Recessions are especially harmful to states because state leaders, unlike their federal counterparts, must balance their budgets each year, even when revenues are down. And unless they offset these revenue drops with targeted tax hikes or by using other fiscal planning tools such as rainy day funds, they must make sizable cuts in essential services that could prompt teacher layoffs and growth in class sizes, less access to affordable health care or child care, deferred maintenance on roads and other vital infrastructure, and cutbacks to libraries, senior centers, and other local services. … In addition to the threat of a recession, states will also have to contend with the effects of major federal relief measures winding down in the next few years. 

Legislators should also be wary of any election-year tax cut schemes that could rip a hole in the state budget. 

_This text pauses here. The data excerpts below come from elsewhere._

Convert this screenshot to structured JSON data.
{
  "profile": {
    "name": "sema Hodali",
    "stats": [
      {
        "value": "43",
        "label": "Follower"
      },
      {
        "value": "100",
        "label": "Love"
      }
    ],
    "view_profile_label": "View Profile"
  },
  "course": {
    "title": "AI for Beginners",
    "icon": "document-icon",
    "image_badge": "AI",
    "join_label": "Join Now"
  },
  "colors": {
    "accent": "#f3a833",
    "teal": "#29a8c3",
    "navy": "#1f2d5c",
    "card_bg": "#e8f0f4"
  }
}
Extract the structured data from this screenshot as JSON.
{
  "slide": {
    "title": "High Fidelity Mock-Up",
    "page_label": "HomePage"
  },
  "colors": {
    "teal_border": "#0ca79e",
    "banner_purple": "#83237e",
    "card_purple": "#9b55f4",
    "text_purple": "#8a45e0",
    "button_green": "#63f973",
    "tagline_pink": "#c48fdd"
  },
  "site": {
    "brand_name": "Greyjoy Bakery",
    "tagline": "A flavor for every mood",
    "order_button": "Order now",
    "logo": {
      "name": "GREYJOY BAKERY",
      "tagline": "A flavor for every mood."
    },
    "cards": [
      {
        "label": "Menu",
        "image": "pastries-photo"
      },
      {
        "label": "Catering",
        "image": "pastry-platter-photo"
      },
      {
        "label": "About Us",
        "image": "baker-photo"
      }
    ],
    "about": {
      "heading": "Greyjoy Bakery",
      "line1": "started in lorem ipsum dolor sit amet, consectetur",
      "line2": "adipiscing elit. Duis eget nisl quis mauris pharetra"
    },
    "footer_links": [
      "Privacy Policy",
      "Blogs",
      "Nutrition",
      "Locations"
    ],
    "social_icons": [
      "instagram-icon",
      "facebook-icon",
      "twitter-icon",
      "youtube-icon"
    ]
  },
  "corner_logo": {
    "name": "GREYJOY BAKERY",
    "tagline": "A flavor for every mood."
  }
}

Early education funding matters
A family’s access to quality, affordable early care and education can play a huge role in a child’s future. But the programs that develop young brains must be funded in the present. Louisiana’s early care and education system is currently being supported by $200 million in temporary federal funding that needs to be replaced next year with state funding. One Acadiana’s Troy Wayman, in a letter to The Advocate, explains why he and other early education leaders are urging lawmakers to prioritize the state’s youngest minds in upcoming budget negotiations. 

The Early Childhood Care and Education Commission is asking the Legislature to appropriate $315 million to early care and education this year — $200 million to prevent 16,000 children from losing access and $115 million to expand access to 9,000 more in-need children from birth to age 3. This is a critical need for our state, which loses $1.3 billion in economic activity every year due to child care breakdowns, and in which only 40% of kindergarteners arrive at school ready to succeed. Nearly 85% of a child’s brain develops by age 3, which is why One Acadiana, United Way of Acadiana, Ochsner Lafayette General, and Our Lady of Lourdes announced an initiative to educate all new moms in Acadiana on the importance of building their babies’ brains.

State drops lawsuit against Road Home grantees
Louisiana’s Road Home program, created in the wake of Hurricane Katrina, provided grants that people could use to elevate their property to reduce the risk of future flooding. But the state sued some grantees who used their grants – with verbal approval from program officials – for other repairs. Last June the state paused its efforts after ProPublica, The Advocate | The Times-Picayune, and WWL-TV reported on the lawsuit. WWL’s David Hammer and Verite’s Richard Webster report that the state has dropped the lawsuit. 

Commissioner of Administration Jay Dardenne, an appointee of Gov. John Bel Edwards, said Monday that the state has agreed to settle a related lawsuit against a company that ran the recovery program after Hurricane Katrina. If the federal government approves that agreement, he said, the state would drop the suits against homeowners who didn’t follow the rules on how they spent elevation grants. Dardenne said he was troubled by evidence gathered by the news organizations showing that the law firm Shows, Cali & Walsh, which represents the state, has accelerated its efforts to collect tens of thousands of dollars from each homeowner.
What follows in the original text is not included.